Professor Erika Lee woke up the day after the presidential election with a brainstorm. With so much heated debate about immigration, the University of Minnesota historian decided a little historical perspective was desperately needed.
So she teamed up with experts across the country to launch a new website, #ImmigrationSyllabus, that offers a crash course in how immigration bans have played out in the past — often to the nation's lasting regret.
The goal, says Lee, is not to take sides in the political debate, but to let the facts do the talking.
"The issue of immigration is so divisive and many of the facts get lost," said Lee, director of the U's Immigration History Research Center. "As historians we know what the full impact was."
Since 1882 — when Congress passed the Chinese Exclusion Act — presidents and politicians have gone through cycles of banning or restricting various ethnic groups and nationalities, only to apologize years (or decades) later for the harm inflicted, Lee said.
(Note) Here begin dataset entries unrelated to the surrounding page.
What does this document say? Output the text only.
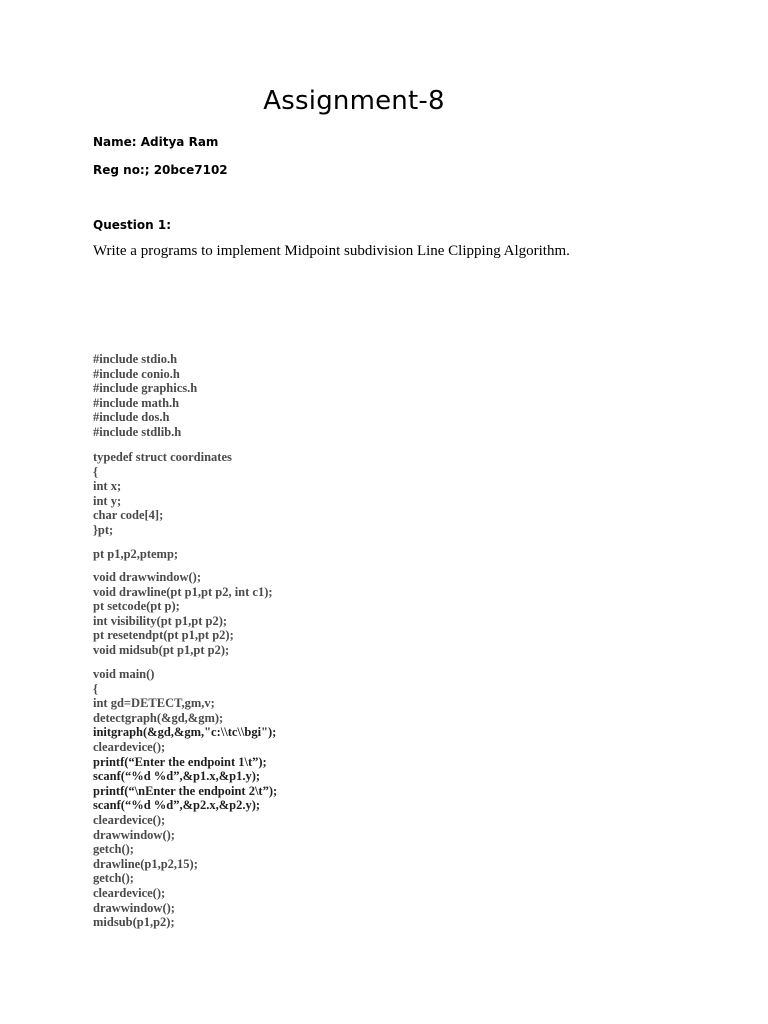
Assignment-8
Name: Aditya Ram
Reg no:; 20bce7102
Question 1:
Write a programs to implement Midpoint subdivision Line Clipping Algorithm.
#include stdio.h
#include conio.h
#include graphics.h
#include math.h
#include dos.h
#include stdlib.h
typedef struct coordinates
{
int x;
int y;
char code[4];
}pt;
pt p1,p2,ptemp;
void drawwindow();
void drawline(pt p1,pt p2, int c1);
pt setcode(pt p);
int visibility(pt p1,pt p2);
pt resetendpt(pt p1,pt p2);
void midsub(pt p1,pt p2);
void main()
{
int gd=DETECT,gm,v;
detectgraph(&gd,&gm);
initgraph(&gd,&gm,"c:\\tc\\bgi");
cleardevice();
printf(“Enter the endpoint 1\t”);
scanf(“%d %d”,&p1.x,&p1.y);
printf(“\nEnter the endpoint 2\t”);
scanf(“%d %d”,&p2.x,&p2.y);
cleardevice();
drawwindow();
getch();
drawline(p1,p2,15);
getch();
cleardevice();
drawwindow();
midsub(p1,p2);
In 2012, for example, Congress formally expressed regret for the 19th-century law restricting Chinese immigration — nearly 70 years after it was repealed.
"When we close the gates, we look back on those periods with shame," she said. "And I do feel that we are on the verge of repeating some of those past mistakes."
The website made its debut on Jan. 26, which turned out to be especially timely.
The next day, President Trump signed an executive order temporarily banning refugees and visitors from seven Muslim countries — a move that triggered nationwide protests.